Many funding proposals submitted to the US National Institutes of Health and National Science Foundation are written with the assistance of artificial-intelligence programs.Credit: Getty
Scientists are increasingly turning to artificial-intelligence systems for help drafting the grant proposals that fund their careers, but preliminary data1 indicate that these tools might be pulling the focus of research towards safe, less-innovative ideas.
These data provide evidence that AI-assisted proposals submitted to the US National Institutes of Health (NIH) are consistently less distinct from previous research than ones written without the use of AI — and are also slightly more likely to be funded.
These results indicate that, if the trend continues, “we could be on a path towards homogeneity”, says Misha Teplitskiy, a science, technology and policy researcher at the University of Michigan in Ann Arbor. “This paper provides some suggestive evidence of that happening.”
The analysis, which has not yet been peer reviewed, was posted on the preprint server arXiv on 21 January.
Artificial editors
Since large language models (LLMs) became mainstream in 2023, most scientists have tried using AI tools to assist them with researching their ideas and writing and editing their manuscripts, according to a 2024 survey2. Dashun Wang and Yifan Qian, computational social scientists at Northwestern University in Evanston, Illinois, were curious whether this rapid and widespread adoption of AI tools has changed the type of science that is funded.
AI is transforming peer review — and many scientists are worried
Typically, grant applications, particularly those that are unsuccessful, are not easily accessible, making it difficult to answer this question. But Wang and Qian gained access to and analysed thousands of grant proposals that were submitted to the US National Science Foundation (NSF) and the NIH by researchers at two large US universities between 2021 and 2025. They also collected data from publicly available grant abstracts in a database of federally funded grants.

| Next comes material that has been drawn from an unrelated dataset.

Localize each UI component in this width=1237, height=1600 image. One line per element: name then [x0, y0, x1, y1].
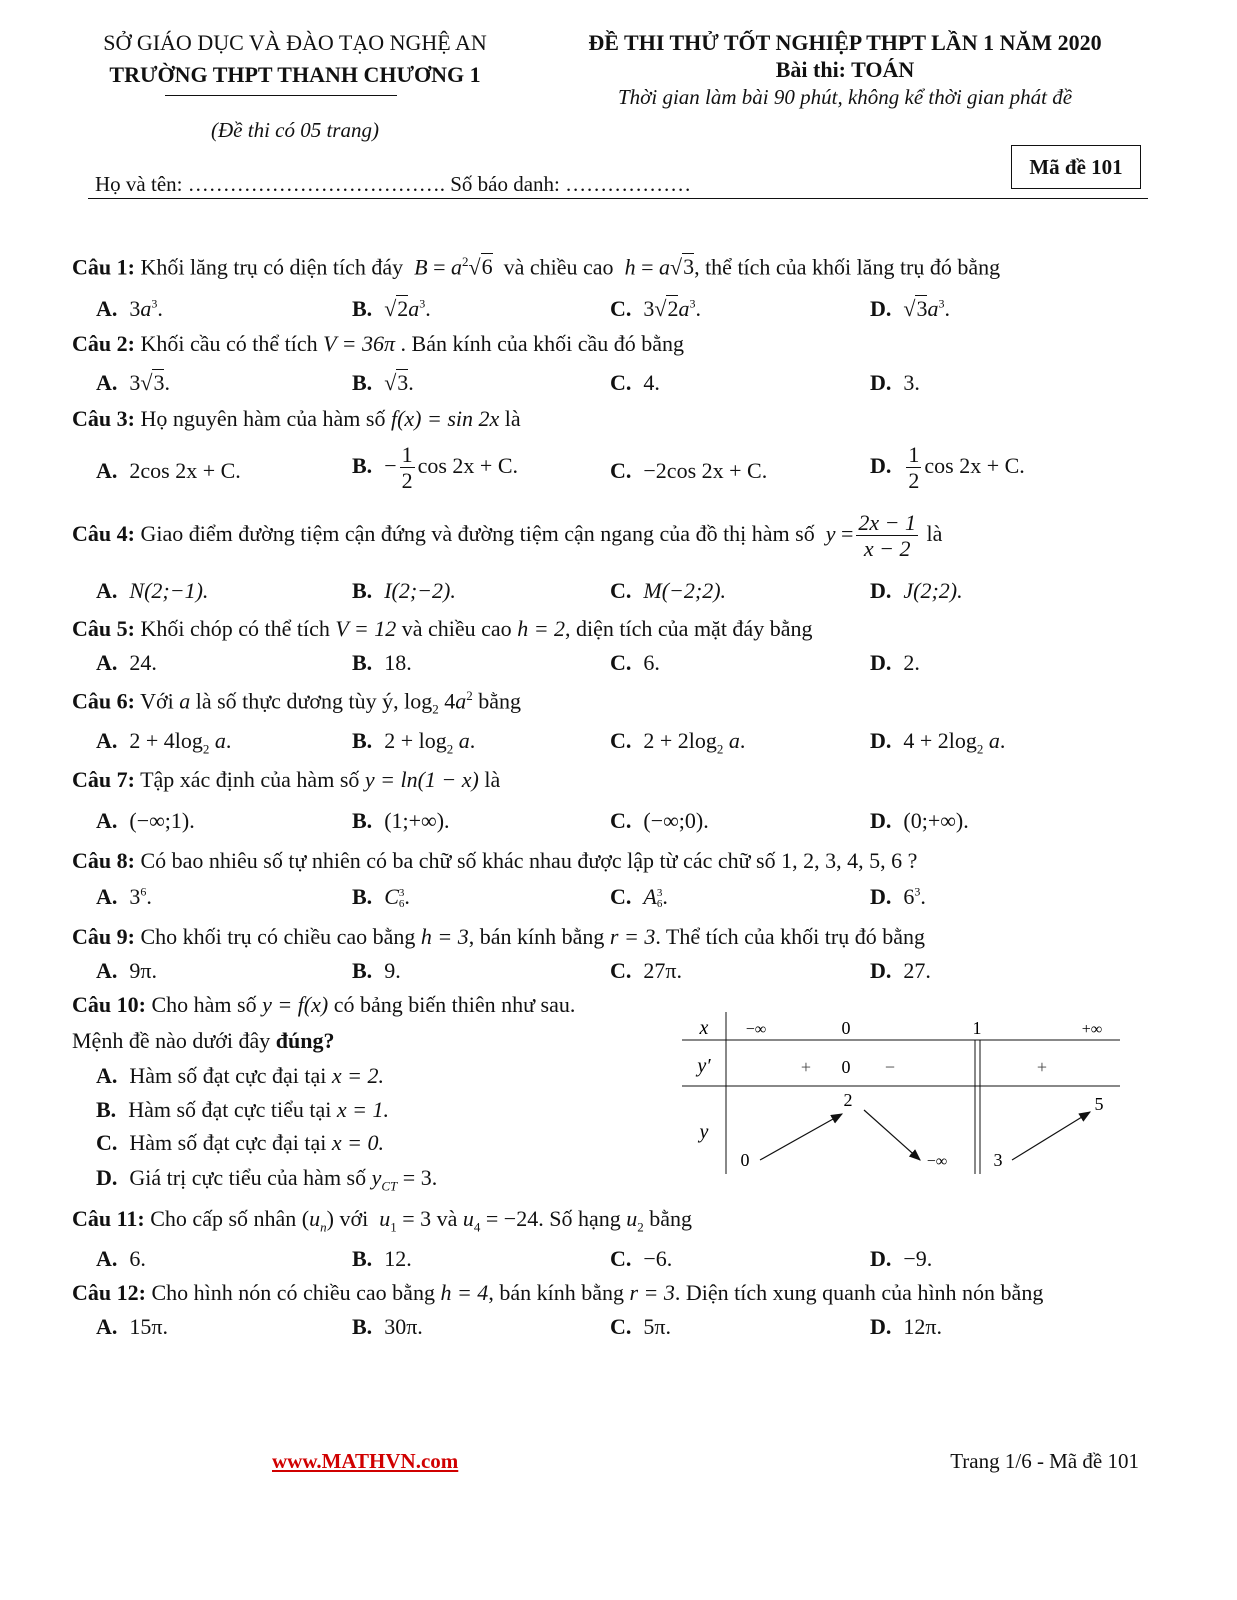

To spot AI-tool use, the researchers took thousands of these public abstracts from 2021 — written before the rise of OpenAI’s ChatGPT chatbot — and asked an AI model to rewrite them. By comparing the human and AI versions of the same text, the team learnt the telltale signs that separate human writing from machine-generated text. They then used this knowledge to analyse grant applications at the two universities and give each one a score that was representative of how much of the writing contained AI-associated patterns. A higher score meant that a larger portion of the proposal showed signs of being drafted or edited by AI tools.
AI avoidance
The use of AI for writing grant proposals spiked in early 2023, following the public release of ChatGPT, the researchers found. But it wasn’t adopted by everyone: the study revealed that there was a group of scientists who mostly avoided AI when preparing their proposals. Those who did use AI tools generated roughly 10–15% of their text with them.
The outcomes for AI-assisted proposals differed by funding agency. At the NIH, high AI involvement was linked to a 4% jump in the likelihood of a successful application, compared with low AI involvement. It was also associated with a 5% increase in the number of papers published about the funded work, compared with applications with low levels of AI involvement. This jump in papers was mostly made up of articles that were not highly cited. At the NSF, however, the authors detected no benefit to using AI tools.
“This link between LLM use and NIH award rates is striking and substantial,” Teplitskiy says.